Como você encara a queda no Ibope que seu programa apresentou nas últimas duas semanas?

A derrota no Ibope é uma questão interessante. Não sei detalhes sobre as implicações comerciais deste assunto. O que eu sei é que existe uma grande distorção quando a imprensa fala só dos números e não se preocupa em discutir o conteúdo. Perder do Topa Tudo Por Dinheiro não quer dizer que meu programa não seja bom. Enquanto muitos programas ficam mostrando peito e bunda, eu mostro brasileiros fazendo coisas interessantes para a sociedade.

Claro que eu gostaria de ser o primeiro no Ibope, mas não a qualquer preço.

No caso do Topa Tudo, eu não estou competindo com um outro programa, estou competindo com 30 anos de televisão, estou competindo com a maior grife da televisão brasileira, que é o Silvio Santos. E eu estou há apenas um mês no ar.

A Rede Globo concorda com este ponto de vista?

O retorno que eu tenho da emissora é o seguinte: o programa é bom, gostamos dele e queremos que continue assim. A emissora tem um carinho especial pelo Sociedade Anônima, que é o primeiro programa da casa que finalmente conseguiu fazer a convergência de mídias. A interatividade do programa é muito grande, temos o primeiro auditório virtual do mundo. O retorno é bom e eles estão apostando.

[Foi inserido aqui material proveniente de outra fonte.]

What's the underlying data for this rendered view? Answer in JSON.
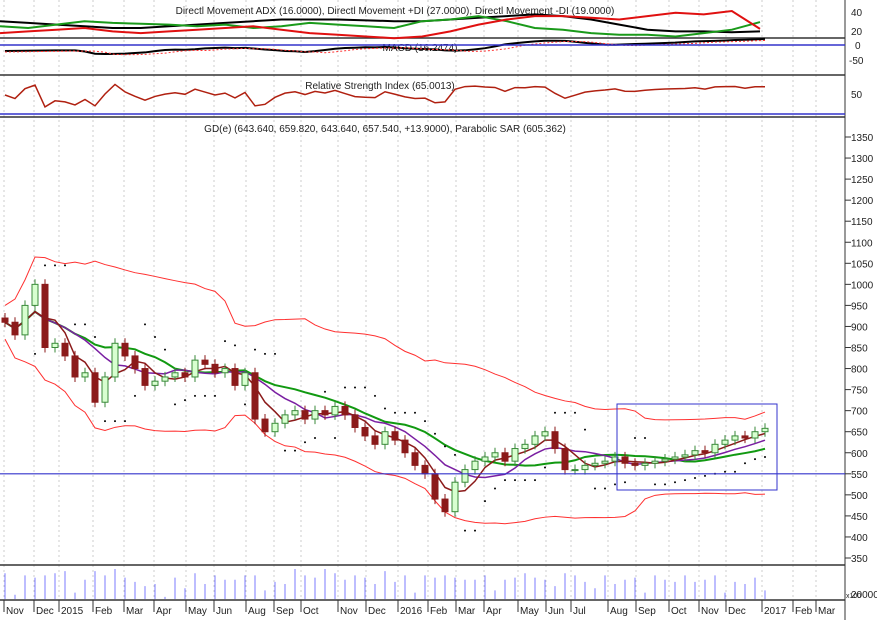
{
  "chart_data": {
    "type": "candlestick",
    "panels": {
      "dmi_title": "Directl Movement ADX (16.0000), Directl Movement +DI (27.0000), Directl Movement -DI (19.0000)",
      "macd_title": "MACD (16.2474)",
      "rsi_title": "Relative Strength Index (65.0013)",
      "price_title": "GD(e) (643.640, 659.820, 643.640, 657.540, +13.9000), Parabolic SAR (605.362)"
    },
    "dmi_ticks": [
      "40",
      "20"
    ],
    "macd_ticks": [
      "0",
      "-50"
    ],
    "rsi_ticks": [
      "50"
    ],
    "price_ticks": [
      "1350",
      "1300",
      "1250",
      "1200",
      "1150",
      "1100",
      "1050",
      "1000",
      "950",
      "900",
      "850",
      "800",
      "750",
      "700",
      "650",
      "600",
      "550",
      "500",
      "450",
      "400",
      "350"
    ],
    "volume_tick": "20000",
    "volume_unit": "x100",
    "x_labels": [
      "Nov",
      "Dec",
      "2015",
      "Feb",
      "Mar",
      "Apr",
      "May",
      "Jun",
      "Aug",
      "Sep",
      "Oct",
      "Nov",
      "Dec",
      "2016",
      "Feb",
      "Mar",
      "Apr",
      "May",
      "Jun",
      "Jul",
      "Aug",
      "Sep",
      "Oct",
      "Nov",
      "Dec",
      "2017",
      "Feb",
      "Mar"
    ],
    "ylim": [
      350,
      1370
    ],
    "horizontal_line": 550,
    "close": [
      910,
      880,
      950,
      1000,
      850,
      860,
      830,
      780,
      790,
      720,
      780,
      860,
      830,
      800,
      760,
      770,
      780,
      790,
      780,
      820,
      810,
      790,
      800,
      760,
      790,
      680,
      650,
      670,
      690,
      700,
      680,
      700,
      690,
      710,
      690,
      660,
      640,
      620,
      650,
      630,
      600,
      570,
      550,
      490,
      460,
      530,
      560,
      580,
      590,
      600,
      580,
      610,
      620,
      640,
      650,
      610,
      560,
      560,
      570,
      575,
      580,
      590,
      575,
      570,
      575,
      580,
      585,
      590,
      595,
      605,
      600,
      620,
      630,
      640,
      635,
      650,
      658
    ],
    "volume": [
      60,
      10,
      55,
      50,
      55,
      60,
      65,
      15,
      45,
      65,
      55,
      70,
      50,
      40,
      30,
      35,
      5,
      50,
      25,
      60,
      35,
      55,
      45,
      45,
      55,
      55,
      20,
      40,
      35,
      70,
      55,
      50,
      70,
      60,
      45,
      55,
      50,
      35,
      65,
      40,
      55,
      15,
      55,
      50,
      55,
      50,
      45,
      45,
      55,
      20,
      45,
      50,
      60,
      50,
      45,
      30,
      60,
      55,
      40,
      25,
      55,
      35,
      45,
      50,
      15,
      55,
      45,
      40,
      55,
      40,
      45,
      55,
      15,
      40,
      35,
      50,
      20
    ],
    "dmi": {
      "adx": [
        28,
        26,
        24,
        22,
        20,
        20,
        22,
        24,
        26,
        28,
        30,
        30,
        30,
        29,
        28,
        28,
        30,
        32,
        34,
        36,
        34,
        30,
        24,
        18,
        16,
        16,
        15,
        16
      ],
      "plus_di": [
        22,
        20,
        24,
        28,
        26,
        25,
        24,
        22,
        24,
        20,
        22,
        26,
        24,
        22,
        20,
        28,
        30,
        34,
        28,
        20,
        18,
        14,
        12,
        12,
        10,
        14,
        18,
        27
      ],
      "minus_di": [
        14,
        16,
        18,
        20,
        16,
        14,
        16,
        18,
        20,
        22,
        18,
        14,
        12,
        10,
        8,
        10,
        16,
        24,
        30,
        34,
        34,
        32,
        30,
        34,
        38,
        36,
        40,
        19
      ]
    },
    "colors": {
      "candle_up": "#d8ffd0",
      "candle_down": "#8b1a1a",
      "ma_fast": "#8b1a1a",
      "ma_mid": "#7a1fa2",
      "ma_slow": "#119911",
      "band": "#ff3030",
      "sar": "#000000",
      "volume": "#7b7bff",
      "hline": "#3333cc"
    }
  }
}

Existe algum projeto em curso para aquecer os índices do Ibope?

Se você quer saber se temos alguma estratégia para derrubar o Silvio Santos, digo que não. Vamos continuar a valorizar o anônimo. Acho que é possível informar de uma maneira lúdica, criativa, sem apelações.

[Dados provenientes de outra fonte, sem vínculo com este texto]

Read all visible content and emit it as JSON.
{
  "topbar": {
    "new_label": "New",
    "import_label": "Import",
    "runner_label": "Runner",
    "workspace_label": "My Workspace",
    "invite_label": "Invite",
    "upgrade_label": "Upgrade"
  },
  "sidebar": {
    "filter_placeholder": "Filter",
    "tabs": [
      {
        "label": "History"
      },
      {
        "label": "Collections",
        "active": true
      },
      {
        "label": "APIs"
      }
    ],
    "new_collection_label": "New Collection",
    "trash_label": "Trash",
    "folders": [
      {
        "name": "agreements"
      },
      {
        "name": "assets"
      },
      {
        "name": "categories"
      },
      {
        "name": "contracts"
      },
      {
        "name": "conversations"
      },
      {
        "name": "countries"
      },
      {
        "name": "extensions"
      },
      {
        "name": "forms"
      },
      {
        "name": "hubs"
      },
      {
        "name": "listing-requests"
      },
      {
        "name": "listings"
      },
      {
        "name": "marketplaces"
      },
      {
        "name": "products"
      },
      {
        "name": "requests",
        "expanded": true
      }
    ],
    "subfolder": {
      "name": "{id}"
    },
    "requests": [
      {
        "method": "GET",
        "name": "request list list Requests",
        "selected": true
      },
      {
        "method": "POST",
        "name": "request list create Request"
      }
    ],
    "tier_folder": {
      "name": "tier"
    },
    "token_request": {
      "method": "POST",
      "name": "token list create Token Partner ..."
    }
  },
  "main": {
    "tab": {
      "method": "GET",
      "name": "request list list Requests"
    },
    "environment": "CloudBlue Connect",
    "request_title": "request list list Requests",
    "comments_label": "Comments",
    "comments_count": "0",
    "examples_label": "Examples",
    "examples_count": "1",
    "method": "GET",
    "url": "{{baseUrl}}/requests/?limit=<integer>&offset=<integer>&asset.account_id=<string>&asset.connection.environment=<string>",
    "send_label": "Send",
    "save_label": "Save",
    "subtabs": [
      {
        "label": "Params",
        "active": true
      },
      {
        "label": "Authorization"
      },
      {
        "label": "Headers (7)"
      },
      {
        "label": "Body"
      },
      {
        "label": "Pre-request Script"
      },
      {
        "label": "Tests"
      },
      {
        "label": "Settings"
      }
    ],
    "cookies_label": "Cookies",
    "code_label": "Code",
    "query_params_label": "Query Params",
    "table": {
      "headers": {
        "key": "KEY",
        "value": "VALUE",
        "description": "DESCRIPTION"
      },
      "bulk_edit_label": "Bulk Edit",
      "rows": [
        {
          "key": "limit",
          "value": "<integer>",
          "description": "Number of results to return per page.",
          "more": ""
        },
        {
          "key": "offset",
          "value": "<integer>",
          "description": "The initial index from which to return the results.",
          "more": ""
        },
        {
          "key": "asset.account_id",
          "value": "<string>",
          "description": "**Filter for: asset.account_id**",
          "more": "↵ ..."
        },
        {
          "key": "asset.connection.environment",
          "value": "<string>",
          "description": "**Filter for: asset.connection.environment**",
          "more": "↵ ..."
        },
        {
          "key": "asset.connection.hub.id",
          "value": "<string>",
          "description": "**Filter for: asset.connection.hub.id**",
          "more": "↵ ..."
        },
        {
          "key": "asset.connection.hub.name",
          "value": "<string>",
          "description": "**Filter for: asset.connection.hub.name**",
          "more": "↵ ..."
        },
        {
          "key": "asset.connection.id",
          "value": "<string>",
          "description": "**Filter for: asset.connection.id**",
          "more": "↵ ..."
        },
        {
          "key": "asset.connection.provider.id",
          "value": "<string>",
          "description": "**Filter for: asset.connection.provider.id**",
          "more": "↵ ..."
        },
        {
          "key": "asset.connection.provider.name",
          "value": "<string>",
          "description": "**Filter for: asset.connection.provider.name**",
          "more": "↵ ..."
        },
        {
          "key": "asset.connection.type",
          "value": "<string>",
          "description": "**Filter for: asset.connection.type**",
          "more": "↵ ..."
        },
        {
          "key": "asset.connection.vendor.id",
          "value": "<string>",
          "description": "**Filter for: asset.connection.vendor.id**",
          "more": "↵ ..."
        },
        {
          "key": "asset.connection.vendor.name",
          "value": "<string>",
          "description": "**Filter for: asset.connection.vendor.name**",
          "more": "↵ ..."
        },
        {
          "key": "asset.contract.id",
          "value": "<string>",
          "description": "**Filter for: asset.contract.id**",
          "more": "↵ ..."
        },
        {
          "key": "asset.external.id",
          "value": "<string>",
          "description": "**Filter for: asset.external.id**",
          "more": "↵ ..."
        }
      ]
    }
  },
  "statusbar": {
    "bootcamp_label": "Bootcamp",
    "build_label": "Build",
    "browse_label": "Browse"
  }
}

E sobre as notícias de que a emissora pretende criar a toque de caixa uma nova versão de ‘No Limite’ para entrar logo após o ‘Sai de Baixo’?

O No Limite 3 vai existir de qualquer maneira. Não vejo problema algum se, eventualmente, o Sociedade Anônima vier a ocupar um outro horário. Isso não me preocupa.

O que mudou da época em que o Cazé era VJ da MTV e agora na Globo?

A cobrança agora aumentou. Na MTV eu dava dois pontos no Ibope e ninguém me perguntava como era perder para as outras emissoras. O trabalho agora é muito maior. Lá eu criava praticamente sozinho, agora eu respondo por uma equipe de 25 pessoas.

Os famosos jamais terão espaço em seu programa?

Não. Nós estamos mais interessados na identidade e na riqueza dos anônimos.

O anônimo é mais autêntico, não tem comprometimento com imagem e marketing.

A figura do anônimo provoca uma identificação com o público. E há milhares de pessoas desconhecidas fazendo um trabalho que precisa ser revelado.

Você sempre foi avesso à badalação que normalmente acompanha a fama. Vai ser possível continuar adotando este comportamento agora que você faz parte da maior emissora do País?

Eu apareço na mídia só para falar da minha profissão. Preservo minha vida privada, minha mulher e meus três filhos. Não vou abrir minha casa para que uma revista a fotografe, não gosto do culto à celebridade.

Embora você tenha uma postura muito expansiva no ar, você se apresenta sempre de ternos bem-cortados e ainda comanda um programa que utiliza recursos da Internet. Não tem medo de ser rotulado de um apresentador cult?

Tenho uma grande preocupação com a linguagem, quero ser acessível, quero que as pessoas vejam meu programa e entendam meu recado. Não comando uma atração elitista e não quero que as pessoas se afastem do Sociedade Anônima porque elas não entendem. Podem se afastar por outros motivos, não por este."